The talk lasts a little more than two hours, which is brief for Saylor. He ends the boot-camp session with the story of a bridge in Alcantara, Spain that has been standing since the days of the Roman Empire -- nearly 2,000 years. As the bridge's cornerstone attests, Caius Julius Lacer, the architect, intended it to stand for all time. Now that's an admirable mission. "We have the ability to turn the economy upside down, to enhance lives, and to drive the civilization forward -- the same way that bridge was built to serve generation after generation," Saylor says. "You have the power to make us succeed or fail."

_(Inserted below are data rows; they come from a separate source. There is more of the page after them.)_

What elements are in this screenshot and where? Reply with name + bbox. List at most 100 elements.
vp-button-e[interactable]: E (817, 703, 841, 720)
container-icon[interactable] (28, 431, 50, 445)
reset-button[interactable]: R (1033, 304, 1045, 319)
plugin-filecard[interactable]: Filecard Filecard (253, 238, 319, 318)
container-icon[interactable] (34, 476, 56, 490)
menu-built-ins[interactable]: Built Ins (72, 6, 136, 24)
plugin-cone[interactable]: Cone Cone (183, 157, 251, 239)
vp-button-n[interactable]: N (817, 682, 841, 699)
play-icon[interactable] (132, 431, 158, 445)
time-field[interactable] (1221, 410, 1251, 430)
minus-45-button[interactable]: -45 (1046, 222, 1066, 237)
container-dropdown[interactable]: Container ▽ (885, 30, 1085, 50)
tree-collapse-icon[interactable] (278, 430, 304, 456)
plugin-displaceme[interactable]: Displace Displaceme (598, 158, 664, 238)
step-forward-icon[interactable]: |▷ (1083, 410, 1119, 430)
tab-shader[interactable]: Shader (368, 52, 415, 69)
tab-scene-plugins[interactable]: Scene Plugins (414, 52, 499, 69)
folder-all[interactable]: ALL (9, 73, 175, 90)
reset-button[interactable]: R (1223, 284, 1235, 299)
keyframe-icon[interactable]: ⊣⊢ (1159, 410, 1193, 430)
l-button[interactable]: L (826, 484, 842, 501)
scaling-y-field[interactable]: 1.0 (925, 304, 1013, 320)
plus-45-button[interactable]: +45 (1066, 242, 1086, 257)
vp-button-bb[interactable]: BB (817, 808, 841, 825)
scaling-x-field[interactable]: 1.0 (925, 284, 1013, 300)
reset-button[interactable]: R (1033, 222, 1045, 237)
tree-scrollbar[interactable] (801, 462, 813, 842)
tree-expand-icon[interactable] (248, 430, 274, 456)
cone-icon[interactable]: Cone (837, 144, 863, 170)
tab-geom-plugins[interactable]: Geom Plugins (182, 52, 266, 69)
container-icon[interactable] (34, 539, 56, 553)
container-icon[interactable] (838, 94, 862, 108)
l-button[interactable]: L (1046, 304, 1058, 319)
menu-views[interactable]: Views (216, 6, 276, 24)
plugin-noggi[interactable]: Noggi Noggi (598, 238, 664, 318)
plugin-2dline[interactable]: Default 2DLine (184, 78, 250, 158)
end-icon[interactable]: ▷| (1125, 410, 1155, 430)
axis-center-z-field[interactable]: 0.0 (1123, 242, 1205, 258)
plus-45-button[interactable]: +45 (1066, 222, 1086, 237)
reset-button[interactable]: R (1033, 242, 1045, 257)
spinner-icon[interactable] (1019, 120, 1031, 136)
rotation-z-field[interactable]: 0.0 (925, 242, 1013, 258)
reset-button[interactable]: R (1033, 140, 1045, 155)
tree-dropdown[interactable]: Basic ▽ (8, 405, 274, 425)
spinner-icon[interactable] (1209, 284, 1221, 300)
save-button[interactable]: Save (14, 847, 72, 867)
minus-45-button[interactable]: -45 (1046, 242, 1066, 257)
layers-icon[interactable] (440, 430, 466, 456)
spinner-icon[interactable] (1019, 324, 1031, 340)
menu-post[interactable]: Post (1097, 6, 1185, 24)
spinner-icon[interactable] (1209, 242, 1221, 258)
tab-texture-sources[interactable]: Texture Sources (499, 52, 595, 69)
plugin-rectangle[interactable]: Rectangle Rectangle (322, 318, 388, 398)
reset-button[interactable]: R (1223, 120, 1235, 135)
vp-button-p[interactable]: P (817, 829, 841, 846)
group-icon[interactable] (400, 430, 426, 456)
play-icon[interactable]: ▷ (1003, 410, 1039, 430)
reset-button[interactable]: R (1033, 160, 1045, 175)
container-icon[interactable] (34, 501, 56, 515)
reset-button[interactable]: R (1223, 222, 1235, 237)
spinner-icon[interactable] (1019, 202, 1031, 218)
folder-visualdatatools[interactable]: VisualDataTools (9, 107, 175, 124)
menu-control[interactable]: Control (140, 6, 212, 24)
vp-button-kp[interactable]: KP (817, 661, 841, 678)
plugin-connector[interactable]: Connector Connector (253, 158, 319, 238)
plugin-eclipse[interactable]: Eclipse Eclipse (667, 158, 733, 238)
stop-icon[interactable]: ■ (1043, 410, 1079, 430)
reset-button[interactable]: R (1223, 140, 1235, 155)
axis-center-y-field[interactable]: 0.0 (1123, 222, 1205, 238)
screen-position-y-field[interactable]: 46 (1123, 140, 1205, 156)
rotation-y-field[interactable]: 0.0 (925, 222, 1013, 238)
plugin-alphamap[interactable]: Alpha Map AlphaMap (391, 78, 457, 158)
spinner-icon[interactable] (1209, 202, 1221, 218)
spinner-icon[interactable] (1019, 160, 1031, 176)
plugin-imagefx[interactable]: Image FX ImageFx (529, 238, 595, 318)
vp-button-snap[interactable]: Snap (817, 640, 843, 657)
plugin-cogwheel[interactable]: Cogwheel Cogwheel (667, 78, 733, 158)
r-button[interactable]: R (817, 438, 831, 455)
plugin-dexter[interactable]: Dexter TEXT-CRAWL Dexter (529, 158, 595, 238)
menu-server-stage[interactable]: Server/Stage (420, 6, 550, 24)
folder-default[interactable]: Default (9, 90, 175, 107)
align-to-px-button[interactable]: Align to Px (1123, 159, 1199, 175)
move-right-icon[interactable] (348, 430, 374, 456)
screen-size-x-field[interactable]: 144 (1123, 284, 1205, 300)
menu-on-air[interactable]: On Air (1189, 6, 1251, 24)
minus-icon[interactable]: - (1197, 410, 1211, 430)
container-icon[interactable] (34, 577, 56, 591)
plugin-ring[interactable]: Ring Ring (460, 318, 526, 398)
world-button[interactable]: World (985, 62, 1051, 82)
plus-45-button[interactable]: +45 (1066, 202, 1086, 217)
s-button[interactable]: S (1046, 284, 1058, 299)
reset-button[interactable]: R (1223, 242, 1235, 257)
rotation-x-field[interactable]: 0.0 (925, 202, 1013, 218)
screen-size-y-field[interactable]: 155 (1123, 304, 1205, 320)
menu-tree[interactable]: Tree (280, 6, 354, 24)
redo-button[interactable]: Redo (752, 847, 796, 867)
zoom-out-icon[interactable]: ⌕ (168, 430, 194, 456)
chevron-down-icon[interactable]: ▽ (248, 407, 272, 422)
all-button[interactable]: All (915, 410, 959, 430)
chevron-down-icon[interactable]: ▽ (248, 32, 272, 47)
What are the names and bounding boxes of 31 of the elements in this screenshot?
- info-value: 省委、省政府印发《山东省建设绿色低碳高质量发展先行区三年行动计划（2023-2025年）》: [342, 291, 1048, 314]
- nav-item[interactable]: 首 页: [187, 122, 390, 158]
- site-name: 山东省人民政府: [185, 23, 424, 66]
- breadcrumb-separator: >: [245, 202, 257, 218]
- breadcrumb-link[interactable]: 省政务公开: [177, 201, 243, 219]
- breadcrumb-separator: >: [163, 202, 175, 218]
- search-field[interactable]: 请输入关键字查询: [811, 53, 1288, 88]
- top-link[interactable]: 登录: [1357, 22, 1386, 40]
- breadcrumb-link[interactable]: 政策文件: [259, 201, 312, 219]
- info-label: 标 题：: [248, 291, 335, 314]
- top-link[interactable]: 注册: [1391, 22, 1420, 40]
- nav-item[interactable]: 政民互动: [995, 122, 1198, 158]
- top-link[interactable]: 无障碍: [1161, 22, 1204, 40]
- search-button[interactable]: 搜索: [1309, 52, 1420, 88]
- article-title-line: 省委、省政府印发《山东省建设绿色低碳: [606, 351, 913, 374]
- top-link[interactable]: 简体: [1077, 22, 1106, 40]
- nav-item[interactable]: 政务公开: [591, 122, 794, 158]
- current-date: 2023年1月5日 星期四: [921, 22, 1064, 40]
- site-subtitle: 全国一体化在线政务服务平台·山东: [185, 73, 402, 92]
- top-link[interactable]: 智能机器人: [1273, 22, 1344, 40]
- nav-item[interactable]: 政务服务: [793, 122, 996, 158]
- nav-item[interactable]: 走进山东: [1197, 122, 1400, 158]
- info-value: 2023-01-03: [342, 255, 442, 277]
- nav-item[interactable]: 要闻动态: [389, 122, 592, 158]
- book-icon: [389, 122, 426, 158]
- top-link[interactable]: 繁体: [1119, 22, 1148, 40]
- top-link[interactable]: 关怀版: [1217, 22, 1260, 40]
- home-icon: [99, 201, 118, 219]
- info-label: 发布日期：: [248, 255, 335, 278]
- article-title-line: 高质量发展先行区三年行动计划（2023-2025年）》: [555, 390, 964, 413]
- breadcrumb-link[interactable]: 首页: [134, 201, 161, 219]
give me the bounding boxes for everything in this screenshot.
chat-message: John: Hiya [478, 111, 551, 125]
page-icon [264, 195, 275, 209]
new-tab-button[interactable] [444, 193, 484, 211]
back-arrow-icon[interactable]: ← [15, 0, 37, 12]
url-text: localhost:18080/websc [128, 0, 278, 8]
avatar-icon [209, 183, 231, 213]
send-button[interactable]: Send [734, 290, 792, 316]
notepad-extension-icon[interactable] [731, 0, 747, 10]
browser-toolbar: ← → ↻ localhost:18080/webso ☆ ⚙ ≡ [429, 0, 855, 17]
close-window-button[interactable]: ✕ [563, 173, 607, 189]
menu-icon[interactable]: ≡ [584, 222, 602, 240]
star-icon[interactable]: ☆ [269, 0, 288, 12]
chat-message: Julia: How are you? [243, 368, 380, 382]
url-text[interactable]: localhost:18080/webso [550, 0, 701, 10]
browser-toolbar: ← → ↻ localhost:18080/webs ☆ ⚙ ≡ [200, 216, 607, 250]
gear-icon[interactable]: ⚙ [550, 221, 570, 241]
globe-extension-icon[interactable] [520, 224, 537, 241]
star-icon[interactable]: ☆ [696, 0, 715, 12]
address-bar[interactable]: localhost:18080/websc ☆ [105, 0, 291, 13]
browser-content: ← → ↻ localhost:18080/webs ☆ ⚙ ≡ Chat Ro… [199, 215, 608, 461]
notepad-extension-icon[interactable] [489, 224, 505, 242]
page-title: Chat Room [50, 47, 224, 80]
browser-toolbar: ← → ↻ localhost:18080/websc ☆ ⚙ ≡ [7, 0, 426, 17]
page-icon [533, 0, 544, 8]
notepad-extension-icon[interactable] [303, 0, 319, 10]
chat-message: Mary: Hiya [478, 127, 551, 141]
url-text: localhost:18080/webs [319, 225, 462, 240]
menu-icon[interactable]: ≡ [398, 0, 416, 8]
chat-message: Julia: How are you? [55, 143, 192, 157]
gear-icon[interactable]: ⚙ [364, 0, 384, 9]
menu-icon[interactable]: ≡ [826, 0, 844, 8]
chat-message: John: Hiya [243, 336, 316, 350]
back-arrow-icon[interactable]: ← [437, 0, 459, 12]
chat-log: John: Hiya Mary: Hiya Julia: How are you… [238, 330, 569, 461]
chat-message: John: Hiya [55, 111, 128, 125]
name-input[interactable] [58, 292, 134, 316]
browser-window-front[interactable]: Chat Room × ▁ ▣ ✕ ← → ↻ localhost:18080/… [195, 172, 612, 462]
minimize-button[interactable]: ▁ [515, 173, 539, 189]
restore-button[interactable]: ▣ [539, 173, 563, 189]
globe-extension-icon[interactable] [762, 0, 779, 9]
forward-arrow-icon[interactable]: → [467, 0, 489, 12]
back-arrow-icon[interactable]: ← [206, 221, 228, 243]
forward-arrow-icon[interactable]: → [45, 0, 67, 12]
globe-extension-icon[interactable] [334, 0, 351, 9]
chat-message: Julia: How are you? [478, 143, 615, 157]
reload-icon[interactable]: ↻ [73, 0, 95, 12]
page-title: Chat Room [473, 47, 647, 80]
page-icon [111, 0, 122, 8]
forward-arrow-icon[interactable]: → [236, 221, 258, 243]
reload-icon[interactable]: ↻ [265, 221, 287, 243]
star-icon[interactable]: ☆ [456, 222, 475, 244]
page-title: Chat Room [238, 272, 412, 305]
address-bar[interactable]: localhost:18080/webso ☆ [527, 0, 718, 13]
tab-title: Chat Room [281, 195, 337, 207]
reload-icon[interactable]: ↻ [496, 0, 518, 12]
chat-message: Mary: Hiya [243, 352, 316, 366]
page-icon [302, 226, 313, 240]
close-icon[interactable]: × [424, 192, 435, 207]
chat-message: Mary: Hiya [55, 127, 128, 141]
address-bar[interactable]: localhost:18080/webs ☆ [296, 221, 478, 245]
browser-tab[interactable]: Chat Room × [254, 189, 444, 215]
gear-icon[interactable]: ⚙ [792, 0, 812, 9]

Strategy.Com -- The Power of Personal Intelligence

Welcome, campers, to MicroStrategy Inc., a company that is setting the agenda for leveraging digital technology to create a fast, focused, and well-run organization; to strengthen relationships with customers, suppliers, and partners; and to cultivate new market opportunities. The MicroStrategy strategy: Convert all sorts of information into intelligence, then distribute it widely, anytime and anywhere, through wireless devices. By any standard, that strategy is working remarkably well. The company is one of the fastest-growing software developers around. Every year for the past four years, it has nearly doubled its revenues, reaching $205 million in 1999. And at last count, its workforce had reached 1,779. Its market capitalization is a stunning $11 billion, making Saylor (who owns 57% of the shares) one of the country's youngest billionaires.